Deploying the agent using GPO scheduled tasks

This guide will walk through using the Microsoft Group Policy Objects and Scheduled Tasks to deploy the RocketCyber Agent.

A few notes about the deployment script:

  1. The console generates a PowerShell script per organization that automatically includes the information required to deploy the agent, specifically the license key and the URL.
  2. The script first checks to see if the agent is already installed before performing an install.
  3. If the script does not detect an installed agent, it will download the agent installer package to the local machine and execute it.
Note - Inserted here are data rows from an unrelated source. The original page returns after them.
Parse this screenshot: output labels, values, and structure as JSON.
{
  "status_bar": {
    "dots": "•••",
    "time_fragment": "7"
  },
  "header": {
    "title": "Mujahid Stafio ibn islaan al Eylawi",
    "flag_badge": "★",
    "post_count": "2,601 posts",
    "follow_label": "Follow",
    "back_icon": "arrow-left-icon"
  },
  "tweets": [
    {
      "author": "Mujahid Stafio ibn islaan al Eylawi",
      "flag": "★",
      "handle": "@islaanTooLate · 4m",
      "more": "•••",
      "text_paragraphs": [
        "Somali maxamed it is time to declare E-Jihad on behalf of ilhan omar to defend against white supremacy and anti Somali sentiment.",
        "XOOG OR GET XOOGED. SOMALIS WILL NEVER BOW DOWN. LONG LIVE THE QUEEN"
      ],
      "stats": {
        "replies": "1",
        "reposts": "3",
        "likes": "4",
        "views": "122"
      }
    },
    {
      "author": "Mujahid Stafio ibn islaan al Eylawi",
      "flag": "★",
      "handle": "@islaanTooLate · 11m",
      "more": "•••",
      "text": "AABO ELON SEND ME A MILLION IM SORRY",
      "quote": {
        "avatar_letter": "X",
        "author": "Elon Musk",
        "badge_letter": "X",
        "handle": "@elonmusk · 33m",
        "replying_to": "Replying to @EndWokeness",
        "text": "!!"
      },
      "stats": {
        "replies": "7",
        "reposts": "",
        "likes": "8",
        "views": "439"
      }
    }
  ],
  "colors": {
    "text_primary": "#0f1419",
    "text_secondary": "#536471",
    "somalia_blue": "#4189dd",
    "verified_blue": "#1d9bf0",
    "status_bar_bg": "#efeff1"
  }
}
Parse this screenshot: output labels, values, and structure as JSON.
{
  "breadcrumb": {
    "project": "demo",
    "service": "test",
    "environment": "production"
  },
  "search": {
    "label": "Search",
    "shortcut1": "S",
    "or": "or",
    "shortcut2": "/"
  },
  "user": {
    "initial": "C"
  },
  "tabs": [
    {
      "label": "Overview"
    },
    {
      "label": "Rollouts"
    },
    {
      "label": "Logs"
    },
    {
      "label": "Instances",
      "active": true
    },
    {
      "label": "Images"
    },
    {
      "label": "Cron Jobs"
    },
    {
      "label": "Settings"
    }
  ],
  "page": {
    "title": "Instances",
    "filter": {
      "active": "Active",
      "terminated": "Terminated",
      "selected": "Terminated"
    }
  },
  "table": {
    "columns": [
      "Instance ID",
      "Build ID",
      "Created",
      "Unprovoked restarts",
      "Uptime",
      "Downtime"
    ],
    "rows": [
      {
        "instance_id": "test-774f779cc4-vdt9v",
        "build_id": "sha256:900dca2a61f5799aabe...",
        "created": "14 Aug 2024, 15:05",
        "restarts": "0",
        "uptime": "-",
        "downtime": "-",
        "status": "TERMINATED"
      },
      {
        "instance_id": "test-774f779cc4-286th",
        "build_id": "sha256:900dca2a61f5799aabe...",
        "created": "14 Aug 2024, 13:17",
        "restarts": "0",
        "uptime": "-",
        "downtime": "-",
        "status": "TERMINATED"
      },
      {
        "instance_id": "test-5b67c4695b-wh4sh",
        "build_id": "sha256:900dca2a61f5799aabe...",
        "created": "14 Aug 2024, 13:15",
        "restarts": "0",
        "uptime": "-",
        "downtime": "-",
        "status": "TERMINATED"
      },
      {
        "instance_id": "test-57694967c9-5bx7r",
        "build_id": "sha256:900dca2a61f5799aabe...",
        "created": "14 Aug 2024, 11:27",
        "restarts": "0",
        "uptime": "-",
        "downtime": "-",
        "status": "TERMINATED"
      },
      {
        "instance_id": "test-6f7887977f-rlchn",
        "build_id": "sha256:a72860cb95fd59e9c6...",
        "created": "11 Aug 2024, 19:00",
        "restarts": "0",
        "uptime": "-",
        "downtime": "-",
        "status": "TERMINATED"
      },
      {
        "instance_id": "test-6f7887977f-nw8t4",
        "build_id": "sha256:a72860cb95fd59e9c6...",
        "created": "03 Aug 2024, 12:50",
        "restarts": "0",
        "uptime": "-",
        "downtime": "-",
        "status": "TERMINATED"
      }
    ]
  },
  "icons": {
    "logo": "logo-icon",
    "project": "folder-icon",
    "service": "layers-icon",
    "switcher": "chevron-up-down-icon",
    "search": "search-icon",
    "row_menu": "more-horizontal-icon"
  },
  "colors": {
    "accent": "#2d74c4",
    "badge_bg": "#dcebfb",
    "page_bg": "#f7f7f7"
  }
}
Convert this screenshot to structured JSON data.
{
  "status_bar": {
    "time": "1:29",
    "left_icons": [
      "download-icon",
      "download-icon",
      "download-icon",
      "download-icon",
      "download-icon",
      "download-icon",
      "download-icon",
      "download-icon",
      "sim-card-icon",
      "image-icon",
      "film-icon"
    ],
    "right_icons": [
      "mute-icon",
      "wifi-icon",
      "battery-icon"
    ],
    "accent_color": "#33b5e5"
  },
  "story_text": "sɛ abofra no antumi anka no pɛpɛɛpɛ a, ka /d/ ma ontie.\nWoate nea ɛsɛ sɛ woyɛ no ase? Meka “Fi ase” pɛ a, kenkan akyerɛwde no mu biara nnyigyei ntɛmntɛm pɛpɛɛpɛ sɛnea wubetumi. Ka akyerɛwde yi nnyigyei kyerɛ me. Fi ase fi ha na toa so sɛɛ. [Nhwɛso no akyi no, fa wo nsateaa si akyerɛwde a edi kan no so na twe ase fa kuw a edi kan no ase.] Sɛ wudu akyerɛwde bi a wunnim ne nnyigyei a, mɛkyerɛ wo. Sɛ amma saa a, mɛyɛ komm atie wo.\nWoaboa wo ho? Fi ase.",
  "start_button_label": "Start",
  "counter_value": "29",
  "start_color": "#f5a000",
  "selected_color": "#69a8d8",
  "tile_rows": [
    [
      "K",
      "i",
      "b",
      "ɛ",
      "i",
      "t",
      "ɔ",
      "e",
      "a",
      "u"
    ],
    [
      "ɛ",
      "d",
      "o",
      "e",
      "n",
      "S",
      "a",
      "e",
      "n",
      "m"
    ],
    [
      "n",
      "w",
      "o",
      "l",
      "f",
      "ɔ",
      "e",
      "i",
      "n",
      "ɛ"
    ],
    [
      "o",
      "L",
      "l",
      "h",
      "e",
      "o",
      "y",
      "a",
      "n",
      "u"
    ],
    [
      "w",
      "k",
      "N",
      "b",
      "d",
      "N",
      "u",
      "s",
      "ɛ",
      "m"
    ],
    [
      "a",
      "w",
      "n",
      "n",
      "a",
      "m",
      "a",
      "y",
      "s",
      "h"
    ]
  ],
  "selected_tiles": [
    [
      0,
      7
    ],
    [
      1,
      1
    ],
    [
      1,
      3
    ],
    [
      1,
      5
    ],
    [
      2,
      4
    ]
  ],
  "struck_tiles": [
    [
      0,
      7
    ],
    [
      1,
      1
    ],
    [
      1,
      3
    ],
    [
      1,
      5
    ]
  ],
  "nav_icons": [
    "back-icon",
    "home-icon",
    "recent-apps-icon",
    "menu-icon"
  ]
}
Retrieve the appropriate Powershell script

  1. Log onto the RocketCyber console, from the left-hand navigation menu click All Organizations.
  2. Click Deploy for the appropriate organization.
    screen-shot-2020-01-06-at-4-17-56-pm.png
  3. Click the Select & Copy button for the CLI Command script.
    screen-shot-2020-02-25-at-12-44-56-pm.png

Locate The NETLOGON Share

  1. Log on to the Domain Controller that you wish to utilize for deployment.
  2. From a cmd.exe prompt run as administrator type:
 net share

You will see output similar to below
screen-shot-2020-02-25-at-11-54-53-am.png

  1. In the list of shares displayed locate the share named NETLOGON

In this example the directory location is C:\Windows\SYSVOL\sysvol\rocketcyber.com\SCRIPTS

You will use this directory path in the Scheduled Task steps for configuring the Start Directory

Create a Scheduled Task

Open the Group Policy Management App on the server.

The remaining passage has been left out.